Earlier this week, we reported new findings from Fermilab’s D0 experiment, which claimed to have gathered the strongest evidence yet for CP violation beyond the Standard Model. CP violation helps to explain the fundamental difference between the behaviour of a particle and its antiparticle. It explains why matter survived in the universe after the Big Bang, when matter and antimatter were created in equal amounts and should have annihilated completely.
So as you can see the implications of this research were fairly humongous. Hence physicsworld.com and a whole load of other sites covered the story.
However, last Monday – without us realizing – a rival experiment at the Tevatron had already poured cold water on the D0 celebrations by saying that the results were void. Let me explain.
D0 had looked for asymmetry in the production of muons from the decay of B mesons and anti B mesons, and they reported a CP violation that was 3.2 standard deviations larger than what is predicted by the Standard Model.
The particle physics community got very excited because their results had included decent measurements, for the first time, of the decay of Bs mesons, which theorists have long touted as an excellent place to look for CP violation. It seemed that the physics was finally moving beyond the Standard Model.
But before D0 had time to wind down their celebrations, Gavril Girgiu of the CDF experiment was in Turin addressing a particle physics conference about the CDF analysis of the same meson decays. The difference was that CDF had seen nothing out of the ordinary in their results, and their sample size was twice as large – from 5.2 femtobarn of Bs decays, they record CP violation that is within 0.8 standard deviations of the Standard Model.
Now, don’t get me wrong here.
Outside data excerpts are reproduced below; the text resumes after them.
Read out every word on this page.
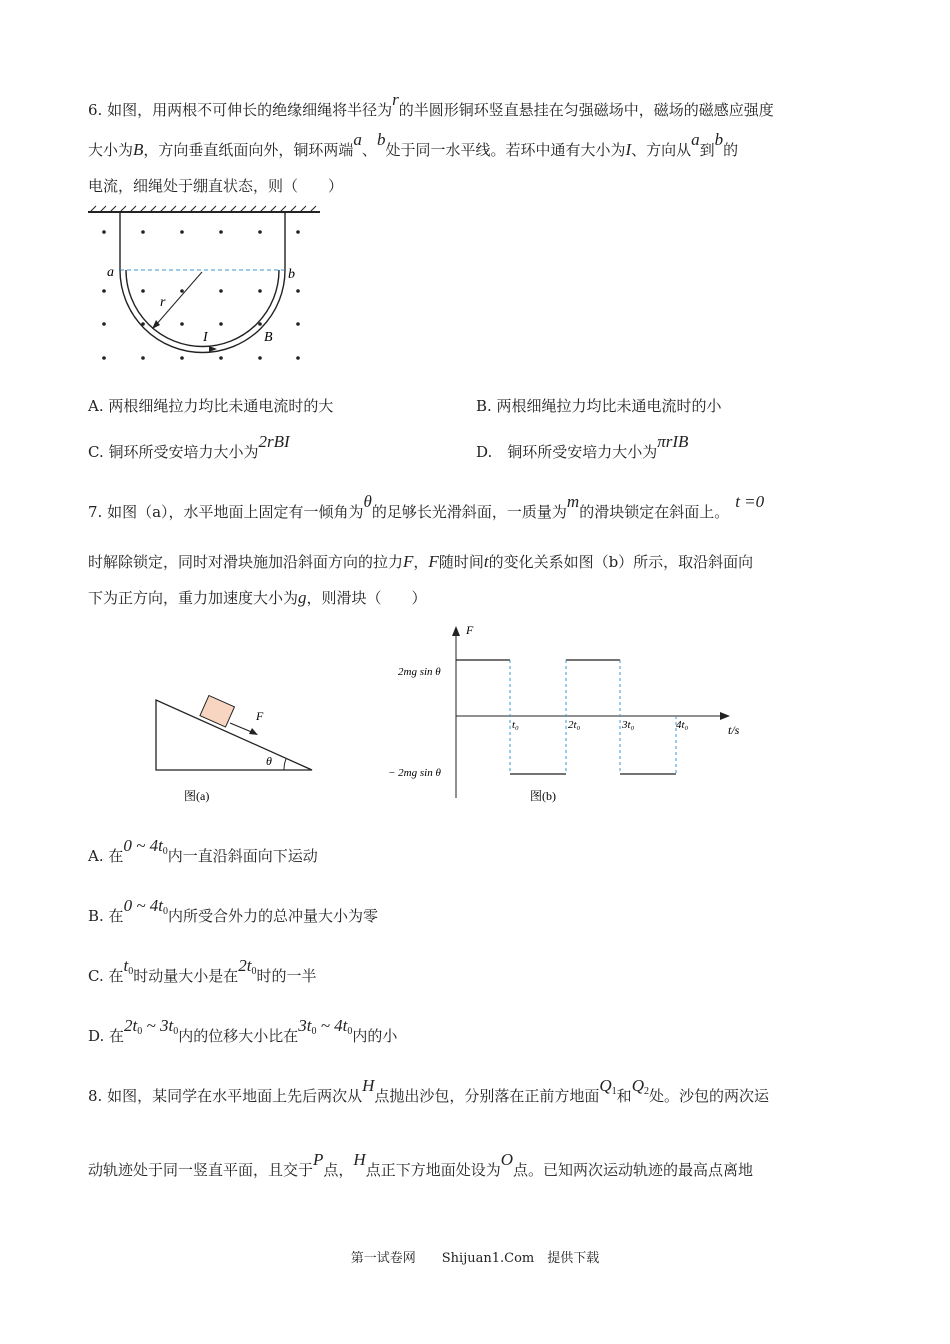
6. 如图，用两根不可伸长的绝缘细绳将半径为r的半圆形铜环竖直悬挂在匀强磁场中，磁场的磁感应强度
大小为B，方向垂直纸面向外，铜环两端a、b处于同一水平线。若环中通有大小为I、方向从a到b的
电流，细绳处于绷直状态，则（　　）
a	b
r
I	B
A. 两根细绳拉力均比未通电流时的大	B. 两根细绳拉力均比未通电流时的小
C. 铜环所受安培力大小为2rBI
D.　铜环所受安培力大小为πrIB
7. 如图（a），水平地面上固定有一倾角为θ的足够长光滑斜面，一质量为m的滑块锁定在斜面上。t =0
时解除锁定，同时对滑块施加沿斜面方向的拉力F，F随时间t的变化关系如图（b）所示，取沿斜面向
下为正方向，重力加速度大小为g，则滑块（　　）
F
θ
图(a)
F
t/s
2mg sin θ
− 2mg sin θ
t₀	2t₀	3t₀	4t₀
图(b)
A. 在0 ~ $4t_0$内一直沿斜面向下运动
B. 在0 ~ $4t_0$内所受合外力的总冲量大小为零
C. 在$t_0$时动量大小是在$2t_0$时的一半
D. 在$2t_0$ ~ $3t_0$内的位移大小比在$3t_0$ ~ $4t_0$内的小
8. 如图，某同学在水平地面上先后两次从H点抛出沙包，分别落在正前方地面$Q_1$和$Q_2$处。沙包的两次运
动轨迹处于同一竖直平面，且交于P点，H点正下方地面处设为O点。已知两次运动轨迹的最高点离地
第一试卷网　　Shijuan1.Com　提供下载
I fully realize that experimental physics can only ever move forwards by the proposition of new phenomena followed by its confirmation by other experiments. But, given the expectation that surrounds particle physics – fuelled largely by the high profile of its facilities – I just couldn’t help but feel a bit frustrated by these events. It was just a reminder that despite all the exciting questions and mind-blowing implications of particle physics, the real science so often boils down to more mundane concepts like statistical significance.
Perhaps there is a better way for the particle physics community to communicate that this part of the science can be fun too?
The danger is that people like me, who are intrigued by this weird and fascinating area of science, have come to expect every new result to be as certain as the facilities that have produced them.